Goals, Process, and Themes in Treatment

From Betrayed As Boys

What can we hope will happen by the end of psychotherapy for an adult who was sexually abused in childhood? Price (1995) anticipates that “the patient will move from being an incest survivor to being a person with a history of incest”. Dimock (1988) looks forward to him becoming “an adult who can take care of himself in a better way than he was cared for as a child”.

A number of writers have addressed the steps and/or the process of therapy with sexually abused adults. In general, the recovery process described in these works involves:

Acknowledging that the victimization occurred;

Seeing its historical and familial contest;

Discharging the intense affect surrounding it (particularly grief, terror, and rage), having first buttressed the patient’s capacity to endure intense feelings and thus having created a greater sense of safety;

Recognizing its impact and separating out the child’s traumatic reaction from the adult’s greater capacity to withstand overwhelming experience;

Perceiving its dysfunctional influences on the adult’s current day-to-day functioning and relearning patterns of living; and

Consolidating learning and putting the abuse into perspective so it recedes in importance and no longer dominates how the patient lives.
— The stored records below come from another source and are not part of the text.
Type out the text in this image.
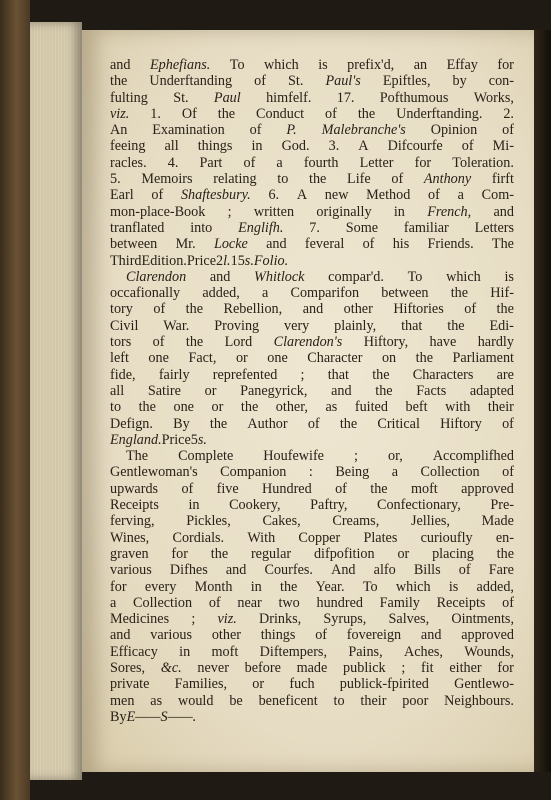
and Ephefians. To which is prefix'd, an Effay for
the Underftanding of St. Paul's Epiftles, by con-
fulting St. Paul himfelf. 17. Pofthumous Works,
viz. 1. Of the Conduct of the Underftanding. 2.
An Examination of P. Malebranche's Opinion of
feeing all things in God. 3. A Difcourfe of Mi-
racles. 4. Part of a fourth Letter for Toleration.
5. Memoirs relating to the Life of Anthony firft
Earl of Shaftesbury. 6. A new Method of a Com-
mon-place-Book ; written originally in French, and
tranflated into Englifh. 7. Some familiar Letters
between Mr. Locke and feveral of his Friends. The
Third Edition. Price 2 l. 15 s. Folio.
Clarendon and Whitlock compar'd. To which is
occafionally added, a Comparifon between the Hif-
tory of the Rebellion, and other Hiftories of the
Civil War. Proving very plainly, that the Edi-
tors of the Lord Clarendon's Hiftory, have hardly
left one Fact, or one Character on the Parliament
fide, fairly reprefented ; that the Characters are
all Satire or Panegyrick, and the Facts adapted
to the one or the other, as fuited beft with their
Defign. By the Author of the Critical Hiftory of
England. Price 5 s.
The Complete Houfewife ; or, Accomplifhed
Gentlewoman's Companion : Being a Collection of
upwards of five Hundred of the moft approved
Receipts in Cookery, Paftry, Confectionary, Pre-
ferving, Pickles, Cakes, Creams, Jellies, Made
Wines, Cordials. With Copper Plates curioufly en-
graven for the regular difpofition or placing the
various Difhes and Courfes. And alfo Bills of Fare
for every Month in the Year. To which is added,
a Collection of near two hundred Family Receipts of
Medicines ; viz. Drinks, Syrups, Salves, Ointments,
and various other things of fovereign and approved
Efficacy in moft Diftempers, Pains, Aches, Wounds,
Sores, &c. never before made publick ; fit either for
private Families, or fuch publick-fpirited Gentlewo-
men as would be beneficent to their poor Neighbours.
By E—— S——.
In my experience, these stages of recovery are conceptually useful, but they certainly do not occur in the ordered way this description implies. Further, I believe therapeutic work is rarely over when abuse is accepted and integrated into a man’s self image. This may be true in some cases, but for most patients this point marks the beginning of the hardest part of their treatment. This is the long period when they struggle with the many ramifications, both subtle and overt, of their abuse experience. During this phase my interpersonal psychoanalytic training most obviously affects how I work. It leads me to focus with the patient on his relational world, both outside the therapy room and, most powerfully, within the live context of our therapeutic relationship.

It is, of course, essential to be able to help a man heal from the directly disabling effects of trauma. However, although this is necessary objective of treatment, it is an insufficient goal. In order to stop a sexual betrayal from being the engine that runs a man’s life, therapy must also deal with the spreading effects of sexual abuse. In particular, such relational aftermaths as interpersonal isolation, distrust, and the ability to live intimately in relation to a loved one must also be addressed. This takes a long time, and I believe that in the majority of cases long-term treatment is most effective for this task. At the same time, specific situations may require shorter-term interventions because of the constraints of time, finances, or the reluctance of a man to stay in treatment longer. Such shorter treatments can be very useful; indeed, for some men, they are all that is needed. Others may need a period of time out of therapy to see how they now fare in the world. Some of these may return for future treatment sequences when they feel ready to continue therapeutic work.